The unified remote access service deployed by ANSecurity is shared within a community of interest network (COIN) between the United Lincolnshire Hospitals NHS Trust (ULH), Lincolnshire Community Health Services NHS Trust (LCHS), and Lincolnshire Partnership NHS Foundation Trust (LPFT). It serves more than 2,000 users at 111 sites spread across the county.
“We have a lot more remote workers who need access on the move and the old solution struggled to provide access in a reliable fashion,” explains Dan Dring, acting head of IM&T, LCHS. “We are using more IT systems than ever before across the NHS, and we need to be able to offer our staff reliable access to all applications 24 hours a day.”
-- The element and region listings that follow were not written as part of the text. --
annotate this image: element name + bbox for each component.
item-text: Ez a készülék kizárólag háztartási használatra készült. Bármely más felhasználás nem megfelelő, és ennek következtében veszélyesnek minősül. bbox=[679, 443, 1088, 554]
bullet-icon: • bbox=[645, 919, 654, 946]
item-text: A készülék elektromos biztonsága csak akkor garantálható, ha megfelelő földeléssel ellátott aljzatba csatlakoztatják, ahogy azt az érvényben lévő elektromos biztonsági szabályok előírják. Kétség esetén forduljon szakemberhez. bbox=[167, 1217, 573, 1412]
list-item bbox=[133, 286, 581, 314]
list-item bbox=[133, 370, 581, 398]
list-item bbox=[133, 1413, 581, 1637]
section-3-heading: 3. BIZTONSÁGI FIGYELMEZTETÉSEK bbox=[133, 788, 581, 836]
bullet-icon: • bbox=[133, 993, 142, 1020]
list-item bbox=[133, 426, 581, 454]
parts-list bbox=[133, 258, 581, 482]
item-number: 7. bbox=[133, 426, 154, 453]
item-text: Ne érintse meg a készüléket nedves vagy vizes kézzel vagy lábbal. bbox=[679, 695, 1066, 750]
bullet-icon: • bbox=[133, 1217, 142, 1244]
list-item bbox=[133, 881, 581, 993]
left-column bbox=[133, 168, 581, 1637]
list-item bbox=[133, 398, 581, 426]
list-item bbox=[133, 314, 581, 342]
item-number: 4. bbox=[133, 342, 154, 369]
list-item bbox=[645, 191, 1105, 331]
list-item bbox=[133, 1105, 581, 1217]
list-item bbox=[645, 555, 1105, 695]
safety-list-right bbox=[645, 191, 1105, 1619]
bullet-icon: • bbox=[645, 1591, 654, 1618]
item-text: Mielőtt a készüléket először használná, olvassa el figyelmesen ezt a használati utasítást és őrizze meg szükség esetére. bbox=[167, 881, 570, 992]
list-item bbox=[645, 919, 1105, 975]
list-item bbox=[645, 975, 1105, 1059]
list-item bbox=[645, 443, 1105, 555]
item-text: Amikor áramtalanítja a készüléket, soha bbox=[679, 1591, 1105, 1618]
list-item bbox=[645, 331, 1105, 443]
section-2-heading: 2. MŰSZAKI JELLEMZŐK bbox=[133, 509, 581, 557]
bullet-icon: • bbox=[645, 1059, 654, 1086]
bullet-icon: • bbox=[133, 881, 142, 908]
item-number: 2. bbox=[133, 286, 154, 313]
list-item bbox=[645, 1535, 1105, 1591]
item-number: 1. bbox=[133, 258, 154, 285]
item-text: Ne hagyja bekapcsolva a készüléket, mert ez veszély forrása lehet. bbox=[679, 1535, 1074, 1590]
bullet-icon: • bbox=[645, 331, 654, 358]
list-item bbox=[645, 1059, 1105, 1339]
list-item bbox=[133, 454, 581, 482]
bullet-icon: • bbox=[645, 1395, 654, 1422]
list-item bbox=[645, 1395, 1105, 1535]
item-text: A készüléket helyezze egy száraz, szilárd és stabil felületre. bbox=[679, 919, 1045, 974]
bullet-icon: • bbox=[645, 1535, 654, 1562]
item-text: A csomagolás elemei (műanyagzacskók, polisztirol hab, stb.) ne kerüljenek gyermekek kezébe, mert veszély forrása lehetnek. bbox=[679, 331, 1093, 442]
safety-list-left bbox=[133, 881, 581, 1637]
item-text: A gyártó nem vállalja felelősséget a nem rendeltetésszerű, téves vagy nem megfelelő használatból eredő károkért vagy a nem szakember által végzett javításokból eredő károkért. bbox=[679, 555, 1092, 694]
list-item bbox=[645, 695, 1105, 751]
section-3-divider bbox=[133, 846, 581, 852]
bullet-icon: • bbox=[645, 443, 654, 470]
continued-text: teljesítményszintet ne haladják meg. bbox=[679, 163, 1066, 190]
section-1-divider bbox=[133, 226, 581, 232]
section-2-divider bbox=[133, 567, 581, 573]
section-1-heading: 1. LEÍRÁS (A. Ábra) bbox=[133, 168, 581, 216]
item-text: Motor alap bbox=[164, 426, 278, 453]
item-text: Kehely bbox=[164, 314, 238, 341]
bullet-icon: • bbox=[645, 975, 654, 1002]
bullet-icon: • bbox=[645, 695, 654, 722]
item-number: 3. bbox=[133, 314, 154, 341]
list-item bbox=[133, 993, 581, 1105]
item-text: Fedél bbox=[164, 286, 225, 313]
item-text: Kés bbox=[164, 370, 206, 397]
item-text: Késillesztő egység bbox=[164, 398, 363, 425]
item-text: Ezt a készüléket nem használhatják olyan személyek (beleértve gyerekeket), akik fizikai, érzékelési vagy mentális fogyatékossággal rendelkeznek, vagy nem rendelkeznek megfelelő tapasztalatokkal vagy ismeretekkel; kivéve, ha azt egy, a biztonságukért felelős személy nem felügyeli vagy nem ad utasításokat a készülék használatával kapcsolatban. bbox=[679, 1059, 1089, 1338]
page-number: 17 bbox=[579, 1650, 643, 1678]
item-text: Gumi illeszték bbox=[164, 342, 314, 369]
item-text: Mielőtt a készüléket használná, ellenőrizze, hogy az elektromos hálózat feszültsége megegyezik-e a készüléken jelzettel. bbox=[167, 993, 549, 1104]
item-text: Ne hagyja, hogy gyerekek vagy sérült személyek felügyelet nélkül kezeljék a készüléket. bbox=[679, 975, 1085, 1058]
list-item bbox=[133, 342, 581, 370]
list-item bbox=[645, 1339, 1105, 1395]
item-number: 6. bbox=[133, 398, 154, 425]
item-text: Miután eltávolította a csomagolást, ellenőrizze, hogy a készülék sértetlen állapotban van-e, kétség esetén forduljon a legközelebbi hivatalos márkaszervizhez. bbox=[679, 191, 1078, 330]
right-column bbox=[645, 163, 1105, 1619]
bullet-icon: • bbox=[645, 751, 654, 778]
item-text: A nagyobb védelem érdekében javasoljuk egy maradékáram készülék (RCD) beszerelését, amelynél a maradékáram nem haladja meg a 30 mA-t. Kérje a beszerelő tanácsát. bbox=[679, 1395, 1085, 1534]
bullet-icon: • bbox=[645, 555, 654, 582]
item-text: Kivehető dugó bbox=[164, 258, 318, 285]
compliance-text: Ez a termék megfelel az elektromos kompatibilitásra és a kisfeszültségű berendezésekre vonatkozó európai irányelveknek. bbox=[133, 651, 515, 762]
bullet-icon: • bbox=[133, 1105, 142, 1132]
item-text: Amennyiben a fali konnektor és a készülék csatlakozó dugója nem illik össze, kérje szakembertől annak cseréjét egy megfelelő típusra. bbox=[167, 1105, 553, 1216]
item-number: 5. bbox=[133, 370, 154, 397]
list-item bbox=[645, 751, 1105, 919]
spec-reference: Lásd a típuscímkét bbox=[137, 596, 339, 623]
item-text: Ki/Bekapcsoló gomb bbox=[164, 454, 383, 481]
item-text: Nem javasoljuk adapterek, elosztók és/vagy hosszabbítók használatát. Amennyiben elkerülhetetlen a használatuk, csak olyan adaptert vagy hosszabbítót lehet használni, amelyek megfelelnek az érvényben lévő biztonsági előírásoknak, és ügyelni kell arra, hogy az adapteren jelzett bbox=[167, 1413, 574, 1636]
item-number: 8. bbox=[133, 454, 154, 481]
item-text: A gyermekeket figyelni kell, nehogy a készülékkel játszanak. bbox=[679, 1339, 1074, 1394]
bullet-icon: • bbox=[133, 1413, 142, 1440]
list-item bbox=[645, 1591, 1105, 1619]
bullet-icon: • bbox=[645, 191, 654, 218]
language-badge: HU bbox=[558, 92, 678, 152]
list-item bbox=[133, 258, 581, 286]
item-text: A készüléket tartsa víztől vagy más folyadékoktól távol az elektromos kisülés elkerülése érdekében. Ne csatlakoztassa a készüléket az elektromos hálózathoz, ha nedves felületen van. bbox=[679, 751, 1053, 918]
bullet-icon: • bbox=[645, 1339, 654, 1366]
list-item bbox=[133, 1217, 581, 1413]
The transformational implementation in late 2016 was delivered by ANSecurity for ULH as a multi-phase project to redesign parts of its core infrastructure to improve the flexibility of its secure remote access and reduce costs.
The project uses a high availability deployment of Pulse Secure Connect Secure virtualised appliances. These are installed at two separate sites for resiliency and maintained by the IT team at ULH which leads the project.
The deployment includes a license server to enable the organisations to define additional licenses as either NAC or SSL connections to ensure future flexibility. The server is based on concurrent users which allow the COIN to scale its licence requirements to better reflect the shift based working patterns within the NHS.
The jointly financed service is available to NHS staff across Lincolnshire and provides secure access to administrative and clinical systems, expenses and staff records, and network shared drives.
It uses an SSL VPN authenticated by NAC plus local device checking to ensure that users are logging in from devices that have an authorised operating system version along with ensuring each device uses encryption.
The service’s two factor authentication feature is now available as a smartphone app to further reduce management overheads associated with handling physical tokens.
There are future plans to adapt the local device checking policies to further strengthen security, as well as moving the Pulse appliances to a clustered mode to allow the scaling up of services as more users as added.
Dring calculates that the move to the shared model will save LCHS between £30,000 and £40,000 a year in licensing and support costs.